Poll: Clinton trouncing Trump among Jews: Eight percent say they won’t vote in November

Hillary Clinton trounces Donald Trump among Jewish voters, but underperforms compared with her Democratic predecessors, according to an American Jewish Committee poll.

The poll, released Sept. 13, also depicts a community disenchanted with politics and anxious about the country’s future.

Regarding the presidential election, the poll shows Clinton, the Democratic presidential nominee, defeating Trump 61 percent to 19 percent among Jewish voters. She outperforms Trump on a range of issues, notably including national security, an area where the Republican nominee hopes to hammer his Democratic rival.

Respondents said Clinton would be better than Trump on terrorism (58 to 22 percent), more likely to unite the country (55 to 11 percent), more likely to promote U.S.-Israel relations (57 to 22 percent) and better dealing with Iran (58 to 19 percent).

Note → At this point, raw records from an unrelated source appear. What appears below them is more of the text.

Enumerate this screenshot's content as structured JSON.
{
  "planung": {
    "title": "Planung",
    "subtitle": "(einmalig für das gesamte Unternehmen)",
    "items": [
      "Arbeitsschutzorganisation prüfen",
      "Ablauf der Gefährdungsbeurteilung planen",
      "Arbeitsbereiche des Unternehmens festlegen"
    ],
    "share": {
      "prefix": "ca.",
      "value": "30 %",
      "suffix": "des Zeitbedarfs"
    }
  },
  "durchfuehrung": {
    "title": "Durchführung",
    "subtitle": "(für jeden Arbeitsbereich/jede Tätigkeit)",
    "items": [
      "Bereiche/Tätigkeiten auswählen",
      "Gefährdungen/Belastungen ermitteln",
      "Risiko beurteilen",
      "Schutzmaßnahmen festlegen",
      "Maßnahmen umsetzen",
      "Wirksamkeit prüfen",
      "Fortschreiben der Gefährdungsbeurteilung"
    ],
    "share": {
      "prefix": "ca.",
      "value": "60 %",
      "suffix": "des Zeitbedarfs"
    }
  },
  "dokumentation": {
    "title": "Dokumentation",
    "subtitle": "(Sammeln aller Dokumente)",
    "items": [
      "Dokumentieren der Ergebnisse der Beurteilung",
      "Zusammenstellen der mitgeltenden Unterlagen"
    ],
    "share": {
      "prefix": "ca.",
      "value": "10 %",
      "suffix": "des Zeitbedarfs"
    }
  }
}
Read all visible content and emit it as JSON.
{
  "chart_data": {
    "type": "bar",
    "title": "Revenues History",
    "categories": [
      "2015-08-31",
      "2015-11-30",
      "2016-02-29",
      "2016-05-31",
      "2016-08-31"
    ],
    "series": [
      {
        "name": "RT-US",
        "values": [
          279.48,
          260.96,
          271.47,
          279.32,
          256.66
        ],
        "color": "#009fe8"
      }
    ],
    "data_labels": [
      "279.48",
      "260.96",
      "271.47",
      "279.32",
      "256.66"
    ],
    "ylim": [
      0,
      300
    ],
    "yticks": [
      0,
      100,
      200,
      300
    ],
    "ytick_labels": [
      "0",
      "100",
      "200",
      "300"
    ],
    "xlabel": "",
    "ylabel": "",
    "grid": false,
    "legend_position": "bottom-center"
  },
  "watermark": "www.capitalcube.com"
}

Hillary Clinton during a Sept. 5 campaign stop in Moline, Illinois photo/jta-afp-getty images-brendan smialowski

Trump has alienated much of the GOP’s traditional Jewish support, in part because of his broadsides against minorities, but also because of an insular foreign policy. He has flirted with notions of neutrality in the Israeli-Palestinian conflict and of making Israel pay for the defense assistance it receives from the United States.

Still, Clinton, at least for now, is underperforming with Jewish voters compared with her Democratic predecessors, including President Barack Obama, who scored 69 percent in 2012 and 74-78 percent in 2008; John Kerry at 76 percent in 2004; Al Gore with 79 percent in 2000; and her husband, Bill Clinton, with 78 percent in 1996 and 80 percent in 1992.

A substantial chunk — 17 percent — of the AJC’s respondents do not back either candidate, with 6 percent opting for Libertarian Gary Johnson, 3 percent backing Jill Stein, the Green Party candidate, and 8 percent saying they will not vote.

Pessimism and exasperation with politics seemed to undergird the polling. More respondents, 39 percent, said American children would be worse off than their parents than the 29 percent who said they would be better off. Those who said they would be the same were at 27 percent.

Asked how much confidence they had in Congress, 60 percent said they had very little or none.

As in past surveys, jobs and the economy remained among the top issues voters said they would bring with them into the voting booth, with 29 percent saying it was the most important issue and 22 percent saying it was the second most important issue. Next was terrorism and national security, scoring 16 percent among those who said it was the top issue, and 15 percent among those who said it was second most important.

Asked about anti-Semitism in the United States, 73 percent said it was somewhat of a problem or a very serious problem, while 26 percent said it was not much of a problem or not a problem at all.

The AJC did not poll specifically on Israel as a priority, but it was a rare high note among those polled, with 73 percent saying U.S.-Israel relations were fairly good or very good, and 25 percent saying they were fairly poor or very poor. Asked to respond to the sentiment, “Caring about Israel is a very important part of my being a Jew,” 73 percent agreed strongly or somewhat while 26 percent disagreed strongly or somewhat. Asked whether an independent Palestine could exist peacefully alongside Israel, 49 percent said yes and 20 percent said no.

Among religious streams, respondents broke down as 34 percent Reform, tied with 34 percent “just Jewish,” 18 percent Conservative, 9 percent Orthodox and 2 percent Reconstructionist.

Asked about the importance of being Jewish in their life, 79 percent said it was somewhat or very important and 21 percent said it was not too important or not important at all.